What does Collins say?

“I have called it a virtual wall,” he told the Buffalo News in May.

That's right, a big, beautiful, powerful wall that you carry around in your iPhone. Or a pair of goggles. Or just your head.

Jawetz gives a more exact description. "As you may know," he e-mailed, "the virtual wall is a concept that has been around for a number of years and, frankly, describes what we already have. Between the sensors embedded in the ground, the tethered aerostats overhead and the manned and unmanned aircraft flying through the border region we have a good sense within a fairly short period of time of when people are crossing and where they’re heading."

A wall that "describes what we already have" sounds perhaps inadequate to the task of providing a comprehensive, definitive solution to such a vast array of complex American problems.

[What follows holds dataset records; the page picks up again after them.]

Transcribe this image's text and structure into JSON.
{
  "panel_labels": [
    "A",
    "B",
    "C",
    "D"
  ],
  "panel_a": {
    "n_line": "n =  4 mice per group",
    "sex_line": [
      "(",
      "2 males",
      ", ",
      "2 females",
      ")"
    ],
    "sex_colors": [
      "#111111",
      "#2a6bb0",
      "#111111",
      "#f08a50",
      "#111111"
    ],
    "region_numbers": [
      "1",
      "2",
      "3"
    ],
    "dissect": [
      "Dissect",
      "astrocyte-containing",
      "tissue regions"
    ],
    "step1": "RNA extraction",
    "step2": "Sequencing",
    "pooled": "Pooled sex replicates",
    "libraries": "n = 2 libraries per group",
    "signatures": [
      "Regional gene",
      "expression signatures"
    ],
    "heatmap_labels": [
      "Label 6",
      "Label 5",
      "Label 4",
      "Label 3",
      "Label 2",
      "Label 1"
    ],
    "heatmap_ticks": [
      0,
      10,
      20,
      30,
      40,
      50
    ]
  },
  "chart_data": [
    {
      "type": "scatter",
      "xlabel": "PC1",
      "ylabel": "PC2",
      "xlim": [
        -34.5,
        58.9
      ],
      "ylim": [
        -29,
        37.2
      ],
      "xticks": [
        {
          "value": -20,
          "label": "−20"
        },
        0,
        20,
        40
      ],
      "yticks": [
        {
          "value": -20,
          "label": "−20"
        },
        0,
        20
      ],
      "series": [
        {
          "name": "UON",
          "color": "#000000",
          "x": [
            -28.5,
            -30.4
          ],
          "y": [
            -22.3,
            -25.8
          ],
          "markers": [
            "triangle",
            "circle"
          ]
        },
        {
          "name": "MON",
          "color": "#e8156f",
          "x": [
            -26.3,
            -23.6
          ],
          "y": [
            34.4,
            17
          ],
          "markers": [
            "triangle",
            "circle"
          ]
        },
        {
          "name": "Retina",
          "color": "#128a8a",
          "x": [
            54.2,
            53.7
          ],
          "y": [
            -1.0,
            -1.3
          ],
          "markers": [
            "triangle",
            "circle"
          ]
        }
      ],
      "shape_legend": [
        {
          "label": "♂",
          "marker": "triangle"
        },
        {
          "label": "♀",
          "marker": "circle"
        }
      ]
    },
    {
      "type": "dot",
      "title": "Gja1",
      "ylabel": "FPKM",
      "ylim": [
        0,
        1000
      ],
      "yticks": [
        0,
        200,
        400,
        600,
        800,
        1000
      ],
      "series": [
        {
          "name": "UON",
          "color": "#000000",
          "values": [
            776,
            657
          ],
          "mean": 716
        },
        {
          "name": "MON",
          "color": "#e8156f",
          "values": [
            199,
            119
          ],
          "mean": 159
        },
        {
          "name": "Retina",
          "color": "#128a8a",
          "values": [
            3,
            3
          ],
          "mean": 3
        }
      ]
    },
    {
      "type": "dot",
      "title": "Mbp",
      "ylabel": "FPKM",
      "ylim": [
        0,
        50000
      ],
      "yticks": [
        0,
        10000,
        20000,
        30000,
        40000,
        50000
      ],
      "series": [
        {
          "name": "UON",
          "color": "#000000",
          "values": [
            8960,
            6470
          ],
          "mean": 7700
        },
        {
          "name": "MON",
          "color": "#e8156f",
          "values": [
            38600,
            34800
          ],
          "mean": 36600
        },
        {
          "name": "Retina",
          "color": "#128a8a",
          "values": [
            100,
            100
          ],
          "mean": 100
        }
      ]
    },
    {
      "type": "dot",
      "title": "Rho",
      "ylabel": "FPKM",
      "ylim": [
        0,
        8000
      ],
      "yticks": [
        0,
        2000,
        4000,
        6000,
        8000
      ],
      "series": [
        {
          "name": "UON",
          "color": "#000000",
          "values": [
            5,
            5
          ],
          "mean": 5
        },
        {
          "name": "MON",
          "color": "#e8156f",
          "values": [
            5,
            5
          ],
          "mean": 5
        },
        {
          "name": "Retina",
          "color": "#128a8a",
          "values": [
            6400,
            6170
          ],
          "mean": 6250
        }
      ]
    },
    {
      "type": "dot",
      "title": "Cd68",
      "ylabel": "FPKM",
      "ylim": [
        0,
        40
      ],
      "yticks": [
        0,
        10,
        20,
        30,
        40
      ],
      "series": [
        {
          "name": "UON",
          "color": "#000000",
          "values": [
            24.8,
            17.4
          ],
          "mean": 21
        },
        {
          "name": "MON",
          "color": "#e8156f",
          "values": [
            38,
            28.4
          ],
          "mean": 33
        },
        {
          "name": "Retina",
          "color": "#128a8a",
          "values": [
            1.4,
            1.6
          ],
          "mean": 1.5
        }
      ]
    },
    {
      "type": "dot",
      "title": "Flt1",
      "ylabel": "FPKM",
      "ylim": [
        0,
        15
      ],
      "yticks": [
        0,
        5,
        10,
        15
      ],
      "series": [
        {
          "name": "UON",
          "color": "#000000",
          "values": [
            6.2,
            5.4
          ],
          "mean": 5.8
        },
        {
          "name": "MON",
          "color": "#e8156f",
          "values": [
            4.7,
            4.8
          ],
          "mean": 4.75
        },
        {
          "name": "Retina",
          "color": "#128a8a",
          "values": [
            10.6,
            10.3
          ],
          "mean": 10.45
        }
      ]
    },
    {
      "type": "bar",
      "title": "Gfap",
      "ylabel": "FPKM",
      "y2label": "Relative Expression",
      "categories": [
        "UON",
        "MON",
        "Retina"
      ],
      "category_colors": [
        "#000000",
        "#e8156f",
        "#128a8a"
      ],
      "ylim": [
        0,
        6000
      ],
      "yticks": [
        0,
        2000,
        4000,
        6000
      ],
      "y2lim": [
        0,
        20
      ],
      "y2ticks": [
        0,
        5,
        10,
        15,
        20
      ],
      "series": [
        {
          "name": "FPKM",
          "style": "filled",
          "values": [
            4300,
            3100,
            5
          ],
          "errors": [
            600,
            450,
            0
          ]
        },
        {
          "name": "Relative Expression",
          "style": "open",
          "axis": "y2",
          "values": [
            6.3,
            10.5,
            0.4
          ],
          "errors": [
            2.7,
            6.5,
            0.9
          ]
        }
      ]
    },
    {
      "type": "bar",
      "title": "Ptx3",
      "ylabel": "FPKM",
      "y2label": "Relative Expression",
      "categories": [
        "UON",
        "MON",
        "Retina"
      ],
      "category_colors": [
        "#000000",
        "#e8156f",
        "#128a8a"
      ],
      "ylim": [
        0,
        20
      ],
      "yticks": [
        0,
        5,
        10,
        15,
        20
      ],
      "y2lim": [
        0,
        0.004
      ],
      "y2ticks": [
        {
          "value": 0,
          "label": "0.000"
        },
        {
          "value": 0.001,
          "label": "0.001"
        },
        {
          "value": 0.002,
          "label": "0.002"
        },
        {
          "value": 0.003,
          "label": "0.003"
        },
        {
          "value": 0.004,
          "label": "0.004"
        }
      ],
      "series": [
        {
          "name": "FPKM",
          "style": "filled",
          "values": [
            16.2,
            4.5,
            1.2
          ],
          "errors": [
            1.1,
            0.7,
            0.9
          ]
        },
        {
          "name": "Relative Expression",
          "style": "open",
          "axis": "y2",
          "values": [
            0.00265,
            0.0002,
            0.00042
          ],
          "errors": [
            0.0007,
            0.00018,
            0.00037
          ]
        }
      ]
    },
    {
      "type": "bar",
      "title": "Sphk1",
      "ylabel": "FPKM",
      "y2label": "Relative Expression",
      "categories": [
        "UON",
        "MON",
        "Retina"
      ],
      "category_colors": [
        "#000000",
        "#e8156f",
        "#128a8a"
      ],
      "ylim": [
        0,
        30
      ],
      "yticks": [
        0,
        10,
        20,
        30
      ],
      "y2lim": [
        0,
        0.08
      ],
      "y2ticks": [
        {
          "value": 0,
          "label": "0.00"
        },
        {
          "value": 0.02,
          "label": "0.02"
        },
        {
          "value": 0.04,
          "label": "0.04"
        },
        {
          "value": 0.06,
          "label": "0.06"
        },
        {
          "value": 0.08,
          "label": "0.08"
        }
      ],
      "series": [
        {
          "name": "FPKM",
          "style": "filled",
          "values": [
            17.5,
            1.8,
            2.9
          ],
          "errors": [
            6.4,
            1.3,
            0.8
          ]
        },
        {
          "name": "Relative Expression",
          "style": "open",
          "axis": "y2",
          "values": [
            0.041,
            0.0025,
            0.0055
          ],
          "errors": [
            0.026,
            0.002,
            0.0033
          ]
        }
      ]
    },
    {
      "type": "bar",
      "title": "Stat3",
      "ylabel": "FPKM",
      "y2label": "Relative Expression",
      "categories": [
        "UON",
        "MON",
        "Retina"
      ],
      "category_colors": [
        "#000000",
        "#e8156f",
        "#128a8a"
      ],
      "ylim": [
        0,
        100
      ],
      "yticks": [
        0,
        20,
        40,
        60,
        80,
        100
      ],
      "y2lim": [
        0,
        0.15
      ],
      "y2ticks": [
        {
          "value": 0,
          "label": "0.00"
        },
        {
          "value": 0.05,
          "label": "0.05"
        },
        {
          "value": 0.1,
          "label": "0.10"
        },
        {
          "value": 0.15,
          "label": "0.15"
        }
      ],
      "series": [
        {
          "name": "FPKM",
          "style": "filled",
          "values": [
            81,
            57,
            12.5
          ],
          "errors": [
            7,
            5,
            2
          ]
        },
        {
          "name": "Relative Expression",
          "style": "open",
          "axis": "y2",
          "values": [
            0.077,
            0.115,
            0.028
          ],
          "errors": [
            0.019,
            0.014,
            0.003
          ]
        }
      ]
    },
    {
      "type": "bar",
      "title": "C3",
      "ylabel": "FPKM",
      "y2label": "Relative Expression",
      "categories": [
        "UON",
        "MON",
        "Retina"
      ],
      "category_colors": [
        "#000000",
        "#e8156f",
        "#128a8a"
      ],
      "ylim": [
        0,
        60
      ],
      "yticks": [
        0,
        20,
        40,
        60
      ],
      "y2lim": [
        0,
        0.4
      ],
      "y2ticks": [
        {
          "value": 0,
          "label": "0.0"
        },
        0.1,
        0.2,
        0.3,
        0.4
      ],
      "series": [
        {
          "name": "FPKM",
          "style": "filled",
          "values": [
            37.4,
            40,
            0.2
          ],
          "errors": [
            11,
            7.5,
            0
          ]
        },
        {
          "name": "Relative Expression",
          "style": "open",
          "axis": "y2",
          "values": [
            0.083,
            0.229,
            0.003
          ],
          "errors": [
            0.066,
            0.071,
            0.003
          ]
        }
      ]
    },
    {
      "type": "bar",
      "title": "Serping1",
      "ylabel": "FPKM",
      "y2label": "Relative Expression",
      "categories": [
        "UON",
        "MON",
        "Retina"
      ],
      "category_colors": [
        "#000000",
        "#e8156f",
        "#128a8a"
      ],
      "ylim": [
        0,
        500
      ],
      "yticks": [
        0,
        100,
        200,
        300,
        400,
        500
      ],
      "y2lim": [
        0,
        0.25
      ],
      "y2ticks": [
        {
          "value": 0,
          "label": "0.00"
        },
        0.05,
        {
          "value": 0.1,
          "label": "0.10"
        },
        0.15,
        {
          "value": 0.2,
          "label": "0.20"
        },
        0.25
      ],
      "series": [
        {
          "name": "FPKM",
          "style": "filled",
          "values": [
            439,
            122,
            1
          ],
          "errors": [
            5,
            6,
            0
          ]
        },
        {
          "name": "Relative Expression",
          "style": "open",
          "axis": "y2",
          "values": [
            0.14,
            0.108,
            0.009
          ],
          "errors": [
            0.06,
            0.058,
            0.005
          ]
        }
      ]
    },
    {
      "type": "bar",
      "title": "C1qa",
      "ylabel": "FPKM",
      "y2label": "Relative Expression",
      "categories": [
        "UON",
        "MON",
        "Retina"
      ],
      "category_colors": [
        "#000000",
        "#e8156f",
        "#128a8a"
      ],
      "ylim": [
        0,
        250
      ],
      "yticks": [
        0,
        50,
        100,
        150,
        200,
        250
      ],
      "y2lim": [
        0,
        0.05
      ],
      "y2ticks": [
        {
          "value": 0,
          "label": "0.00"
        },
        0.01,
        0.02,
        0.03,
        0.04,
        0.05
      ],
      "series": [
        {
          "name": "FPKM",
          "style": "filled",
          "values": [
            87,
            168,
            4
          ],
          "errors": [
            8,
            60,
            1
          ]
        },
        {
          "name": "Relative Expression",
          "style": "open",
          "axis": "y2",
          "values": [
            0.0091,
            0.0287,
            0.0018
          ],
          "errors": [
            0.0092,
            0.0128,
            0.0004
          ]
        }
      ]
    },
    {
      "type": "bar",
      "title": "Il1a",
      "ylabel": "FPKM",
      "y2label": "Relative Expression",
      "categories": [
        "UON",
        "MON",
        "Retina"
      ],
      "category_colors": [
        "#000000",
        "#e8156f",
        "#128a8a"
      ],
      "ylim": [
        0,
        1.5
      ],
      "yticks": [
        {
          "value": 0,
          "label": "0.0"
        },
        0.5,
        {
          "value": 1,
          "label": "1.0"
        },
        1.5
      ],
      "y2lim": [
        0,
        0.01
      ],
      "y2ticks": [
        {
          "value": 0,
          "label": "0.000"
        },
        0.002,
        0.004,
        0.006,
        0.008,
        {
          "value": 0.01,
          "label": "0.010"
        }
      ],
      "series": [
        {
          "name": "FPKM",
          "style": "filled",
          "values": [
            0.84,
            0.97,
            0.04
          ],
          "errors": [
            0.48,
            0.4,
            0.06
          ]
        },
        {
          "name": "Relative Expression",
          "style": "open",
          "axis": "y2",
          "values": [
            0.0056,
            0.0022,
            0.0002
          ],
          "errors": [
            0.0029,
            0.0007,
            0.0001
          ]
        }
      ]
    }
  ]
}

But the virtual reality doesn't end there. Collins called Trump's plan to remove millions of undocumented immigrants "rhetorical deportation," in which “they go out that door, they go in that room, they get their work papers, Social Security number, then they come in that door, and they’ve got legal work status but are not citizens of the United States.” 

The GOP platform begs to differ. It calls for no amnesty for undocumented immigrants and mandatory E-Verify, a combination that would have the practical effect of systematically driving undocumented immigrants out of work. Immiserated and unemployable, they would presumably leave their American homes and self-deport in search of work elsewhere, disrupting entire U.S. economic sectors in the process.

So which is the correct description of Trump's policy? The GOP platform's economic brutality, or Collins's elaborate bunkum?

Will Trump deport millions? Who knows?

Will he build an actual wall? Who knows?

Trump's campaign increasingly looks like a product of virtual reality itself.

This column does not necessarily reflect the opinion of the editorial board or Bloomberg LP and its owners.